Kategorie:
Wojenna atmosfera w Europie cały czas narasta. Zarówno Rosja jak i USA prowokują się nawzajem do konfliktu, który z dużym prawdopodobieństwem będzie się rozgrywał między innymi na terenie Polski. Obecnie trwa przejazd dziewięciu amerykańskich kolumn wojskowych, które manifestacyjnie przejadą 1800 km do bazy Vilseck w niemieckiej Bawarii.
Trudno nie odbierać tej operacji jako manifestacji dla Rosjan. Przejazd amerykańskich wojsk biorących udział w ćwiczeniach Atlantic Resolve nazywany jest Operacją Rajd Dragonów (Operation Dragoon Ride). Jest to duże wyzwanie logistyczne, bo pokonanie tak dużego dystansu za pomocą transporterów opancerzonych typu Stryker i wielu wozów specjalnych nie jest rzeczą prostą. Konieczne jest na przykład zapewnienie bezpieczeństwa na drogach, co na terenie Polski zapewnia Żandarmeria Wojskowa. Trzeba też zapewnić nocleg dla podróżujących żołnierzy.

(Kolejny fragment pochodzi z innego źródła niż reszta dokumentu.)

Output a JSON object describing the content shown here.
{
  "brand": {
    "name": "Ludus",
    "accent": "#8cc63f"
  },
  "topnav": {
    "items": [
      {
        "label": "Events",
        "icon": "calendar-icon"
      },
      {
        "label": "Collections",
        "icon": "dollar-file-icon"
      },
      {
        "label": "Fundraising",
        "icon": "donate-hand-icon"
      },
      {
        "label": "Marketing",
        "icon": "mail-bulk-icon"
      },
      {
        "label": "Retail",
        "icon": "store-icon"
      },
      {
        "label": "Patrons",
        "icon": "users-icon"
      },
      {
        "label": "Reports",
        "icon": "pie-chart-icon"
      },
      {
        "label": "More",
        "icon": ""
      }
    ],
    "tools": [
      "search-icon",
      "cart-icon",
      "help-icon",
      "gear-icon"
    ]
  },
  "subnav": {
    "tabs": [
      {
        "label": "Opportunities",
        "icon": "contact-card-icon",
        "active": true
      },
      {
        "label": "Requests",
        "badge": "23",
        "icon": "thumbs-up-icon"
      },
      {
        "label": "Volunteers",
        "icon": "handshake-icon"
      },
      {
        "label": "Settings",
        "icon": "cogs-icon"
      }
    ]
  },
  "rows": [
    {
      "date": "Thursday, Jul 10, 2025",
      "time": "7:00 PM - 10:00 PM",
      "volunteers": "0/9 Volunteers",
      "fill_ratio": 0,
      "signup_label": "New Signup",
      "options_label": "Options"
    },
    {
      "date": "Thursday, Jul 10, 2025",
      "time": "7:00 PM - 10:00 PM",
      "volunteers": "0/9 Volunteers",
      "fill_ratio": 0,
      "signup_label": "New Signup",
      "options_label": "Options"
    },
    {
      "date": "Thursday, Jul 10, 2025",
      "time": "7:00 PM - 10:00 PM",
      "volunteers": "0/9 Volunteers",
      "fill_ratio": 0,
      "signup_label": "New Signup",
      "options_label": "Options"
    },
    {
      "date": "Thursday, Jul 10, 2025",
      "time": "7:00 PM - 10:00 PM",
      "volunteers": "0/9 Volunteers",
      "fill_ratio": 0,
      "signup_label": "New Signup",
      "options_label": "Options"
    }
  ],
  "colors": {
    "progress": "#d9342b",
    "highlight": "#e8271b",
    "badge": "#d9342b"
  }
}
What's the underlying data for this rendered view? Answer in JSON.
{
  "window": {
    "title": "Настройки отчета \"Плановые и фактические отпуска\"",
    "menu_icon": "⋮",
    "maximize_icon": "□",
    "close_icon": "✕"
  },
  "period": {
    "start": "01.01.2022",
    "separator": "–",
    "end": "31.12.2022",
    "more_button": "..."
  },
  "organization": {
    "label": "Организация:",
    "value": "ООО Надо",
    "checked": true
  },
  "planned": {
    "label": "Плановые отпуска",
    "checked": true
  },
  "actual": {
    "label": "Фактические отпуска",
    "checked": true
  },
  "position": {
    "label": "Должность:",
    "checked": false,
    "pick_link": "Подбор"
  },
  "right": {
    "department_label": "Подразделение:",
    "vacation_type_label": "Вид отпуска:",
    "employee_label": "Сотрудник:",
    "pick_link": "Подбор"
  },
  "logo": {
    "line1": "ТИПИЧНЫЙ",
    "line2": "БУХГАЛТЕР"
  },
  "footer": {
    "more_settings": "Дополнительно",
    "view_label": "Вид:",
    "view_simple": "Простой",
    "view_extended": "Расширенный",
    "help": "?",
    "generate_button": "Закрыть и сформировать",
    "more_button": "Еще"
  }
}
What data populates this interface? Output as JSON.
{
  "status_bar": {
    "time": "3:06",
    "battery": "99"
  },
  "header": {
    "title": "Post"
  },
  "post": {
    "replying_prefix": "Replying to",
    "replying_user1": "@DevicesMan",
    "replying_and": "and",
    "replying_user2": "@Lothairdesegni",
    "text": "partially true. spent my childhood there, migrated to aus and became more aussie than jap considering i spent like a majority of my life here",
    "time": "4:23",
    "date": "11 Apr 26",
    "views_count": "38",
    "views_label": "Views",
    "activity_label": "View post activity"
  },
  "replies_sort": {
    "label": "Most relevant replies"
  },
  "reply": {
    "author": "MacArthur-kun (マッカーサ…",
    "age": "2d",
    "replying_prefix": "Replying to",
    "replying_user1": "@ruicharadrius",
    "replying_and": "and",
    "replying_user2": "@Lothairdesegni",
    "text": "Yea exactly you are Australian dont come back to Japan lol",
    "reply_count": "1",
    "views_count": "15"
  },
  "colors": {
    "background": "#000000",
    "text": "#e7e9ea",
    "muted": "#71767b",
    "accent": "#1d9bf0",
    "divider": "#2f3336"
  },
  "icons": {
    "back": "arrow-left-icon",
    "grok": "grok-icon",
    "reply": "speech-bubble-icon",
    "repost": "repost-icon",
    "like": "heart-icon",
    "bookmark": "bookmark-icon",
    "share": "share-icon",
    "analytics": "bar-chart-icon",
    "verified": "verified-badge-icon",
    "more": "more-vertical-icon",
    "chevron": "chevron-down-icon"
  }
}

Dystans jaki mają do przejechania Amerykanie jest bardzo podobny do tego jaki dzieli Warszawę i Moskwę. Cała relokacja potrwa do 10 dni i w tym czasie mieszkańcy wielu miast w Estonii, na Łotwie, Litwie w Polsce i w Czechach, będą świadkami demonstracyjnego przejazdu amerykańskich żołnierzy.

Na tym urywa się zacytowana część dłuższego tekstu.